Essential to the government’s involvement with the certification was the strong leadership and commitment provided by the Lake Waterhen Fishermen’s Association, including continued support from the Chief and Council of Skownan First Nation.

“We believe that our nation is here to protect the natural state of our fish, wildlife and the environment for future generations,” said Chief Cameron Catcheway from the Skownan First Nation.

"We backed this process 100 percent because we want our next generations to continue to live with a healthy and certified source of food for years to come and to be able to live off the lake just as our ancestors did who protected our livelihood.”

Waterhen Lake commercial fishers, working in cooperation with Conservation and Water Stewardship departmental officials, contributed specifically to the development and implementation of the Waterhen Lake Fishery Management Plan along with performance reference points and harvest control rules as part of monitoring fish stocks and managing the sustainability of the fishery; commercial fishing log books to monitor retained and discarded by-catch; voluntary closed areas around Lake Waterhen to protect spawning and rearing habitat; and a lost gear retrieval programme.

Lorne Huhtala, President of Lake Waterhen Fishermen’s Association, said: “We are pleased to announce that Lake Waterhen is now MSC certified which means having a sustainable abundance of walleye and pike stocked in our lake.
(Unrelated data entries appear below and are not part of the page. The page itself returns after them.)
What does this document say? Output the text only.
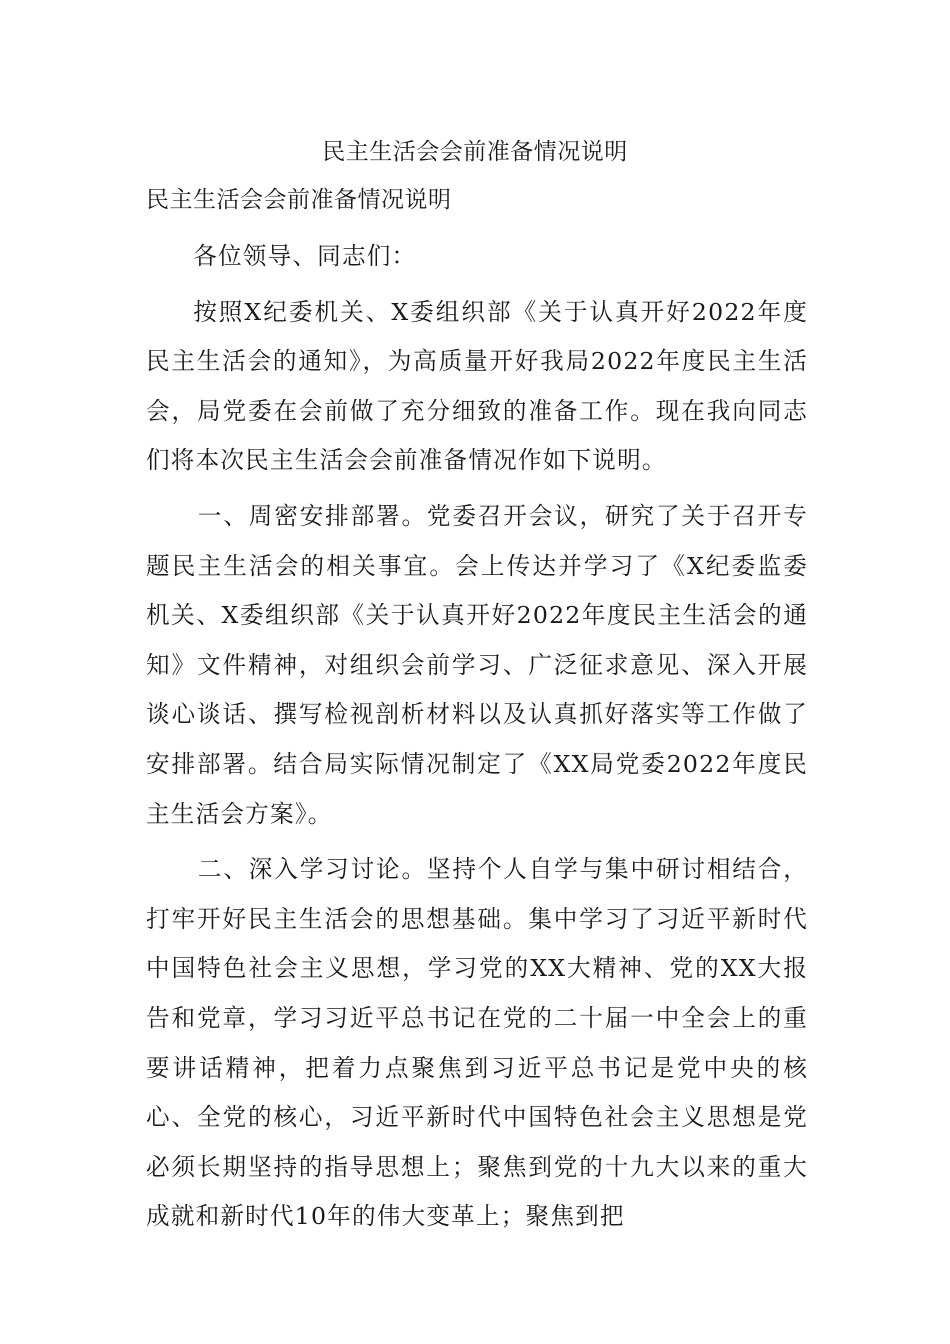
民主生活会会前准备情况说明
民主生活会会前准备情况说明

各位领导、同志们：

按照X纪委机关、X委组织部《关于认真开好2022年度民主生活会的通知》，为高质量开好我局2022年度民主生活会，局党委在会前做了充分细致的准备工作。现在我向同志们将本次民主生活会会前准备情况作如下说明。

一、周密安排部署。党委召开会议，研究了关于召开专题民主生活会的相关事宜。会上传达并学习了《X纪委监委机关、X委组织部《关于认真开好2022年度民主生活会的通知》文件精神，对组织会前学习、广泛征求意见、深入开展谈心谈话、撰写检视剖析材料以及认真抓好落实等工作做了安排部署。结合局实际情况制定了《XX局党委2022年度民主生活会方案》。

二、深入学习讨论。坚持个人自学与集中研讨相结合，打牢开好民主生活会的思想基础。集中学习了习近平新时代中国特色社会主义思想，学习党的XX大精神、党的XX大报告和党章，学习习近平总书记在党的二十届一中全会上的重要讲话精神，把着力点聚焦到习近平总书记是党中央的核心、全党的核心，习近平新时代中国特色社会主义思想是党必须长期坚持的指导思想上；聚焦到党的十九大以来的重大成就和新时代10年的伟大变革上；聚焦到把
This is a great achievement as the first freshwater fishery to be certified in North America and the Western Hemisphere. With this comes a lot of hard work from many organizations including Manitoba Natural Resources, Manitoba Fisheries Branch and the Government of Manitoba along with all the dedicated fishermen in the surrounding areas such as Skownan, Mallard and Rockridge. This certification will now create greater sale opportunities within the international market and is a great success for Lake Waterhen, the Province of Manitoba and Canada.”

In 2013, the Total Allowable Catch (TAC) for commercially harvested walleye was 36,300 kg. Northern pike catches are not managed through a TAC, but annual volumes are similar to walleye and have averaged 26,740 kg over the past five years. Fresh and frozen foodservice and retail outlets in the US midwest and in Canada are the primary markets for walleye fillets. Northern pike is predominantly sold as frozen fillets into markets in the European Union, primarily in France.
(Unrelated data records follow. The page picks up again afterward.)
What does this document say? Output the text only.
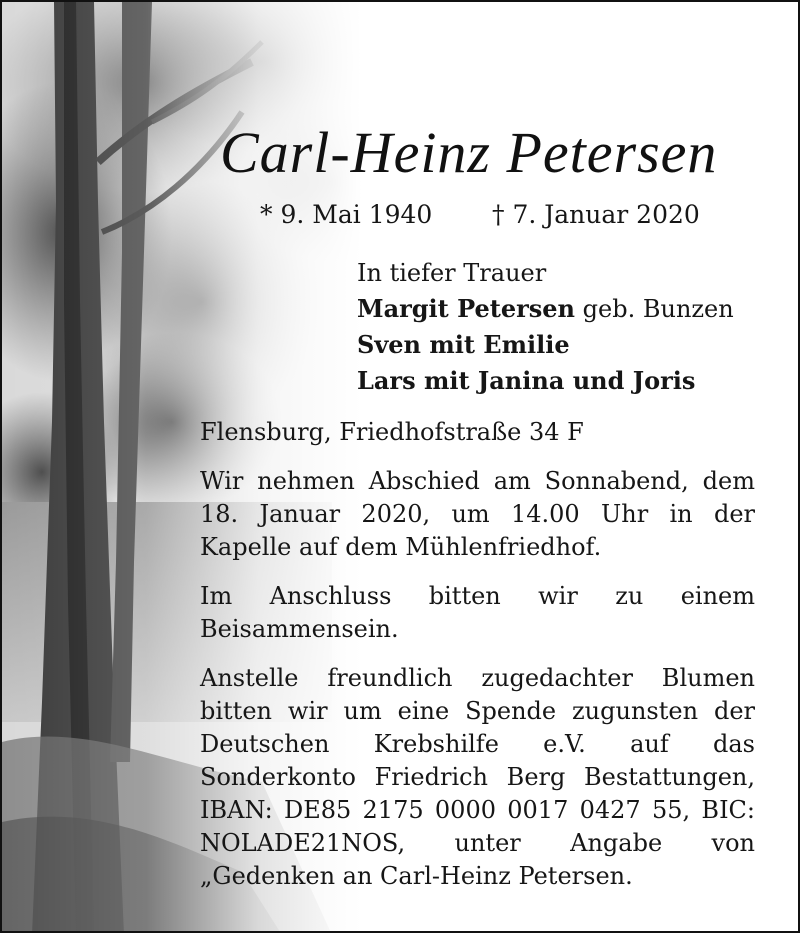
Carl-Heinz Petersen
* 9. Mai 1940 † 7. Januar 2020
In tiefer Trauer
Margit Petersen geb. Bunzen
Sven mit Emilie
Lars mit Janina und Joris

Flensburg, Friedhofstraße 34 F

Wir nehmen Abschied am Sonnabend, dem 18. Januar 2020, um 14.00 Uhr in der Kapelle auf dem Mühlenfriedhof.

Im Anschluss bitten wir zu einem Beisammensein.

Anstelle freundlich zugedachter Blumen bitten wir um eine Spende zugunsten der Deutschen Krebshilfe e.V. auf das Sonderkonto Friedrich Berg Bestattungen, IBAN: DE85 2175 0000 0017 0427 55, BIC: NOLADE21NOS, unter Angabe von „Gedenken an Carl-Heinz Petersen.
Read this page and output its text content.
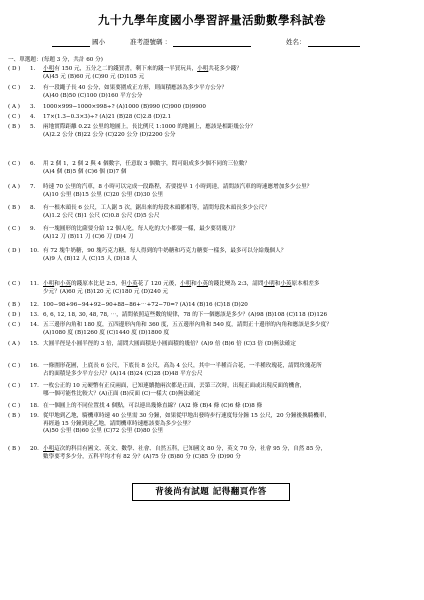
九十九學年度國小學習評量活動數學科試卷
國小	准考證號碼 ：	姓名：
一、單選題：(每題 3 分，共計 60 分)
( D ) 1. 小明有 150 元，五分之二的錢買書，剩下來的錢一半買玩具，小明共花多少錢？
(A)45 元 (B)60 元 (C)90 元 (D)105 元
( C ) 2. 有一段繩子長 40 公分，如果要圍成正方形，則面積應該為多少平方公分？
(A)40 (B)50 (C)100 (D)160 平方公分
( A ) 3. 1000×999−1000×998÷? (A)1000 (B)990 (C)900 (D)9900
( C ) 4. 17×(1.3−0.3×3)÷? (A)21 (B)28 (C)2.8 (D)2.1
( B ) 5. 兩地實際距離 0.22 公里的地圖上，長比例尺 1:1000 的地圖上，應該是相距幾公分？
(A)2.2 公分 (B)22 公分 (C)220 公分 (D)2200 公分
( C ) 6. 用 2 個 1，2 個 2 與 4 個數字，任意取 3 個數字，問可組成多少個不同的三位數？
(A)4 個 (B)5 個 (C)6 個 (D)7 個
( A ) 7. 時速 70 公里的汽車，8 小時可以完成一段路程，若要提早 1 小時到達，請問該汽車的時速應增加多少公里？
(A)10 公里 (B)15 公里 (C)20 公里 (D)30 公里
( B ) 8. 有一根木頭長 6 公尺，工人鋸 5 次，鋸出來的每段木頭都相等，請問每段木頭長多少公尺？
(A)1.2 公尺 (B)1 公尺 (C)0.8 公尺 (D)5 公尺
( C ) 9. 有一塊圓形的比薩要分給 12 個人吃，每人吃的大小都要一樣，最少要切幾刀？
(A)12 刀 (B)11 刀 (C)6 刀 (D)4 刀
( D ) 10. 有 72 塊牛奶糖，90 塊巧克力糖，每人得到的牛奶糖和巧克力糖要一樣多，最多可以分給幾個人？
(A)9 人 (B)12 人 (C)15 人 (D)18 人
( C ) 11. 小明和小英的錢原本比是 2:5，但小英花了 120 元後，小明和小英的錢比變為 2:3，請問小明和小英原本相差多
少元？(A)60 元 (B)120 元 (C)180 元 (D)240 元
( B ) 12. 100−98+96−94+92−90+88−86+⋯+72−70=? (A)14 (B)16 (C)18 (D)20
( D ) 13. 6, 6, 12, 18, 30, 48, 78, ⋯，請問依照這些數的規律，78 的下一個應該是多少？(A)98 (B)108 (C)118 (D)126
( C ) 14. 五三邊形內角和 180 度，五四邊形內角和 360 度，五五邊形內角和 540 度，請問正十邊形的內角和應該是多少度？
(A)1080 度 (B)1260 度 (C)1440 度 (D)1800 度
( A ) 15. 大圓半徑是小圓半徑的 3 倍，請問大圓面積是小圓面積的幾倍？(A)9 倍 (B)6 倍 (C)3 倍 (D)無法確定
( C ) 16. 一條圍形花圃，上底長 6 公尺，下底長 8 公尺，高為 4 公尺，其中一半種百合花，一半種玫瑰花，請問玫瑰花所
占的面積是多少平方公尺？(A)14 (B)24 (C)28 (D)48 平方公尺
( C ) 17. 一枚公正的 10 元硬幣有正反兩面，已知連續拋兩次都是正面，丟第三次時，出現正面或出現反面的機會，
哪一個可能性比較大？(A)正面 (B)反面 (C)一樣大 (D)無法確定
( C ) 18. 在一個圓上的不同位置找 4 個點，可以連出幾條直線？(A)2 條 (B)4 條 (C)6 條 (D)8 條
( B ) 19. 從甲地到乙地，騎機車時速 40 公里需 30 分鐘，如果從甲地出發時步行速度每分鐘 15 公尺，20 分鐘後換騎機車，
再經過 15 分鐘到達乙地，請問機車時速應該要為多少公里？
(A)50 公里 (B)60 公里 (C)72 公里 (D)80 公里
( B ) 20. 小明這次的科目有國文、英文、數學、社會、自然五科，已知國文 80 分，英文 70 分，社會 95 分，自然 85 分，
數學要考多少分，五科平均才有 82 分？(A)75 分 (B)80 分 (C)85 分 (D)90 分
背後尚有試題 記得翻頁作答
Scott Wallace, Senior Research Scientist with the David Suzuki Foundation, commended the fishery and said: “Manitoba’s lakes are an important part of Canada’s sustainable fish production. The Waterhen Lake fishery is taking the lead in offering Canada’s first wild-capture MSC certified freshwater fish and we’re hopeful that other fresh water fisheries will follow suit.”
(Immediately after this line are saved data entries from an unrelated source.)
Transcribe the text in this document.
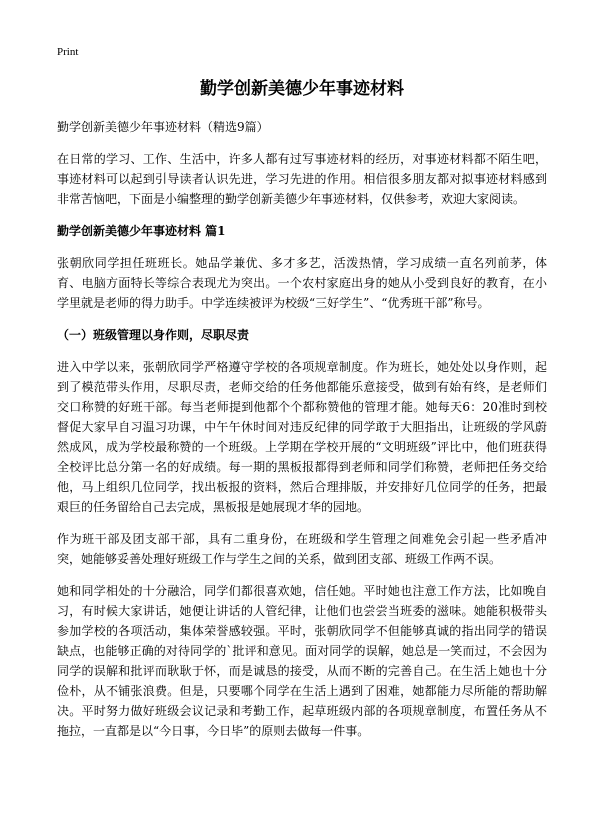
Print
勤学创新美德少年事迹材料
勤学创新美德少年事迹材料（精选9篇）

在日常的学习、工作、生活中，许多人都有过写事迹材料的经历，对事迹材料都不陌生吧，事迹材料可以起到引导读者认识先进，学习先进的作用。相信很多朋友都对拟事迹材料感到非常苦恼吧，下面是小编整理的勤学创新美德少年事迹材料，仅供参考，欢迎大家阅读。

勤学创新美德少年事迹材料 篇1

张朝欣同学担任班班长。她品学兼优、多才多艺，活泼热情，学习成绩一直名列前茅，体育、电脑方面特长等综合表现尤为突出。一个农村家庭出身的她从小受到良好的教育，在小学里就是老师的得力助手。中学连续被评为校级“三好学生”、“优秀班干部”称号。

（一）班级管理以身作则，尽职尽责

进入中学以来，张朝欣同学严格遵守学校的各项规章制度。作为班长，她处处以身作则，起到了模范带头作用，尽职尽责，老师交给的任务他都能乐意接受，做到有始有终，是老师们交口称赞的好班干部。每当老师提到他都个个都称赞他的管理才能。她每天6：20准时到校督促大家早自习温习功课，中午午休时间对违反纪律的同学敢于大胆指出，让班级的学风蔚然成风，成为学校最称赞的一个班级。上学期在学校开展的“文明班级”评比中，他们班获得全校评比总分第一名的好成绩。每一期的黑板报都得到老师和同学们称赞，老师把任务交给他，马上组织几位同学，找出板报的资料，然后合理排版，并安排好几位同学的任务，把最艰巨的任务留给自己去完成，黑板报是她展现才华的园地。

作为班干部及团支部干部，具有二重身份，在班级和学生管理之间难免会引起一些矛盾冲突，她能够妥善处理好班级工作与学生之间的关系，做到团支部、班级工作两不误。

她和同学相处的十分融洽，同学们都很喜欢她，信任她。平时她也注意工作方法，比如晚自习，有时候大家讲话，她便让讲话的人管纪律，让他们也尝尝当班委的滋味。她能积极带头参加学校的各项活动，集体荣誉感较强。平时，张朝欣同学不但能够真诚的指出同学的错误缺点，也能够正确的对待同学的`批评和意见。面对同学的误解，她总是一笑而过，不会因为同学的误解和批评而耿耿于怀，而是诚恳的接受，从而不断的完善自己。在生活上她也十分俭朴，从不铺张浪费。但是，只要哪个同学在生活上遇到了困难，她都能力尽所能的帮助解决。平时努力做好班级会议记录和考勤工作，起草班级内部的各项规章制度，布置任务从不拖拉，一直都是以“今日事，今日毕”的原则去做每一件事。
“The MSC congratulates the Government of Manitoba and the Lake Waterhen Fishermen’s Association on becoming the first MSC certified freshwater lake fishery in North America and the Western Hemisphere,” said Jay Lugar, fisheries outreach manager for MSC Americas. “This is a big achievement that supports the government’s commitment and efforts to bring certification to more Manitoba’s fisheries. MSC and global markets would welcome more fisheries from the province into the program and we hope this milestone motivates others to enter the assessment process.”